PS: The one thing I learned from this: Never use iloc if you can avoid it in any way. PS:我从中学到的一件事:如果可以以任何方式避免使用iloc,请不要使用iloc。
Here's an approach using NumPy broadcasting
- 这是使用NumPy broadcasting
的一种方法-
def processFrames1_broadcasting(P):
N = len(P)
N_range = np.arange(N)
valid_mask = (N_range[:,None] != N_range).ravel()
colB = P.B.values
colC = P.C.values
T2_arr = np.ones(N*N,dtype=int)
T4_arr = np.zeros((N,N),dtype=int)
T4_arr[colC[:,None] > colC] = 1
T4_arr[colC[:,None] < colC] = -1
T5_arr = np.where(colB[:,None] < colB,1,-1)
strings = P.A.values
c0,c1 = np.meshgrid(strings,strings)
arr = np.column_stack((c1.ravel(), c0.ravel(), T2_arr,T4_arr.ravel(),\
T5_arr.ravel()))[valid_mask]
df = pd.DataFrame(arr, columns=[['T1','T2','T3','T4','T5']])
return df
Runtime test - 运行时测试-
For the sample posted in the question, the runtimes I got at my end are - 对于问题中发布的示例,我最后得到的运行时是-
In [337]: %timeit processFrames1(P)
10 loops, best of 3: 93.1 ms per loop
In [338]: %timeit processFrames1_jezrael(P) #@jezrael's soln
10 loops, best of 3: 74.8 ms per loop
In [339]: %timeit processFrames1_broadcasting(P)
1000 loops, best of 3: 561 µs per loop
Don't use pandas. 不要使用熊猫。 Use dictionaries and save it: 使用字典并保存:
def compare_values(x,y):
if x>y: return 1
elif x<y: return -1
else: return 0
def processFrames(P):
d_A2B = dict(zip(P["A"],P["B"]))
d_A2C = dict(zip(P["A"],P["C"]))
keys = list(d_A2B.keys())
d_ind2key = dict(zip(range(len(keys)),keys))
LL = []
for i in range(len(keys)):
k_i = keys[i]
for j in range(i+1,len(keys)):
k_j = keys[j]
c1 = compare_values(d_A2C[k_i],d_A2C[k_j])
c2 = -compare_values(d_A2B[k_i],d_A2B[k_j])

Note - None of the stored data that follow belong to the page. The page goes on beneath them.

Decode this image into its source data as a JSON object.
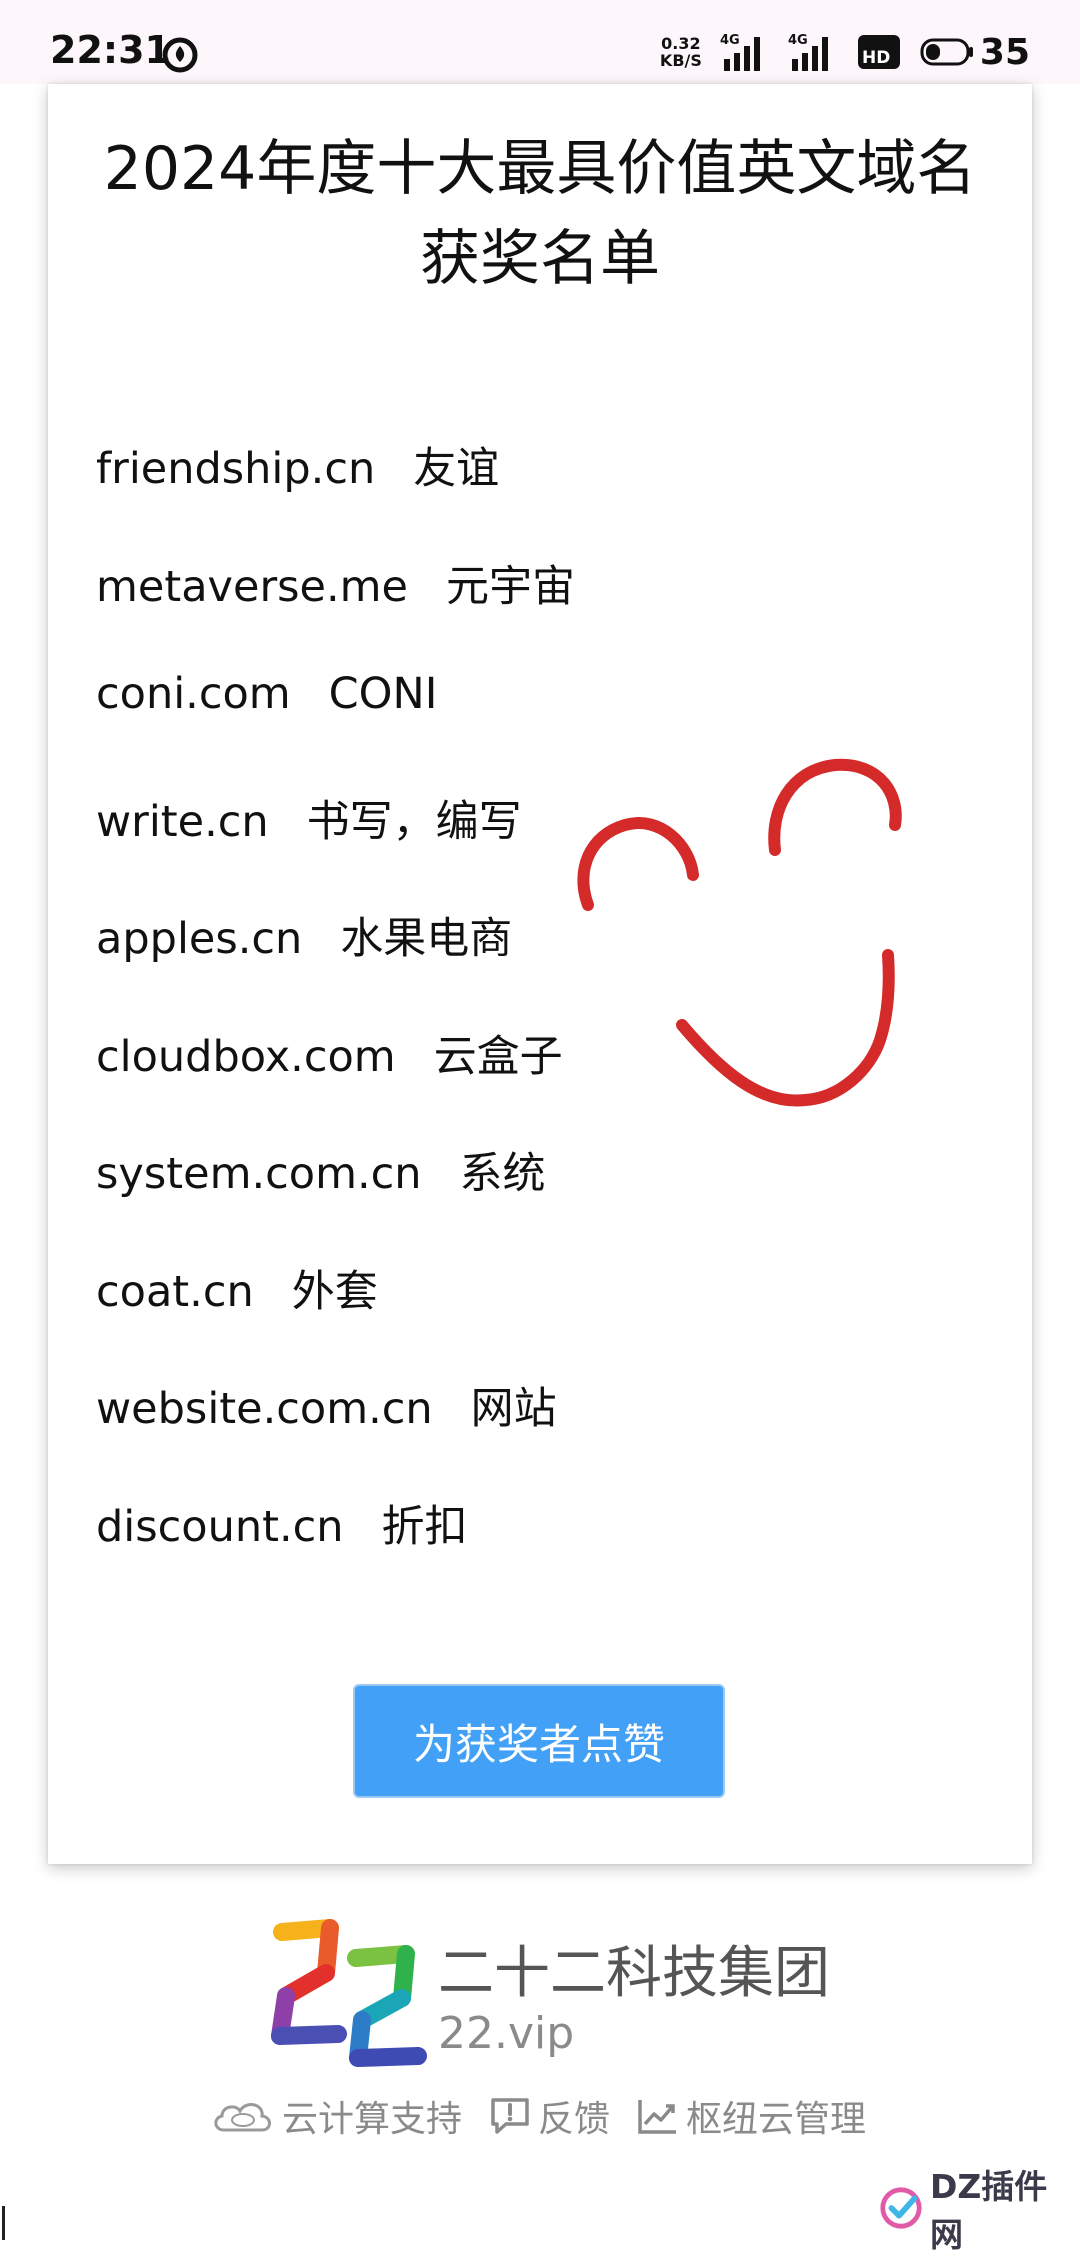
{
  "status_bar": {
    "time": "22:31",
    "net_speed_value": "0.32",
    "net_speed_unit": "KB/S",
    "network_1": "4G",
    "network_2": "4G",
    "battery": "35"
  },
  "card": {
    "title": "2024年度十大最具价值英文域名获奖名单",
    "items": [
      {
        "domain": "friendship.cn",
        "meaning": "友谊"
      },
      {
        "domain": "metaverse.me",
        "meaning": "元宇宙"
      },
      {
        "domain": "coni.com",
        "meaning": "CONI"
      },
      {
        "domain": "write.cn",
        "meaning": "书写，编写"
      },
      {
        "domain": "apples.cn",
        "meaning": "水果电商"
      },
      {
        "domain": "cloudbox.com",
        "meaning": "云盒子"
      },
      {
        "domain": "system.com.cn",
        "meaning": "系统"
      },
      {
        "domain": "coat.cn",
        "meaning": "外套"
      },
      {
        "domain": "website.com.cn",
        "meaning": "网站"
      },
      {
        "domain": "discount.cn",
        "meaning": "折扣"
      }
    ],
    "button_label": "为获奖者点赞"
  },
  "footer": {
    "brand_name": "二十二科技集团",
    "brand_domain": "22.vip",
    "links": [
      {
        "label": "云计算支持",
        "icon": "cloud-icon"
      },
      {
        "label": "反馈",
        "icon": "feedback-icon"
      },
      {
        "label": "枢纽云管理",
        "icon": "trend-chart-icon"
      }
    ]
  },
  "watermark": {
    "text": "DZ插件网"
  },
  "colors": {
    "button": "#42a1f7",
    "doodle": "#d42a2a",
    "footer_text": "#8a8a8a"
  }
}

LL.append([k_i,k_j,1,c1,c2])
LL.append([k_j,k_i,1,-c1,-c2])
return pd.DataFrame(LL,columns=['T1','T2','T3','T4','T5'])
You can use: 您可以使用:
#cross join
P['one'] = 1
df = pd.merge(P,P, on='one')
df = df.rename(columns={'A_x':'T1','A_y':'T2'})
#remove duplicates
df = df[df.T1 != df.T2]
df.reset_index(drop=True, inplace=True)
#creates new columns
df['T3'] = 1
df['T4'] = (df.C_x > df.C_y).astype(int).replace({0:-1})
df['T5'] = (df.B_x < df.B_y).astype(int).replace({0:-1})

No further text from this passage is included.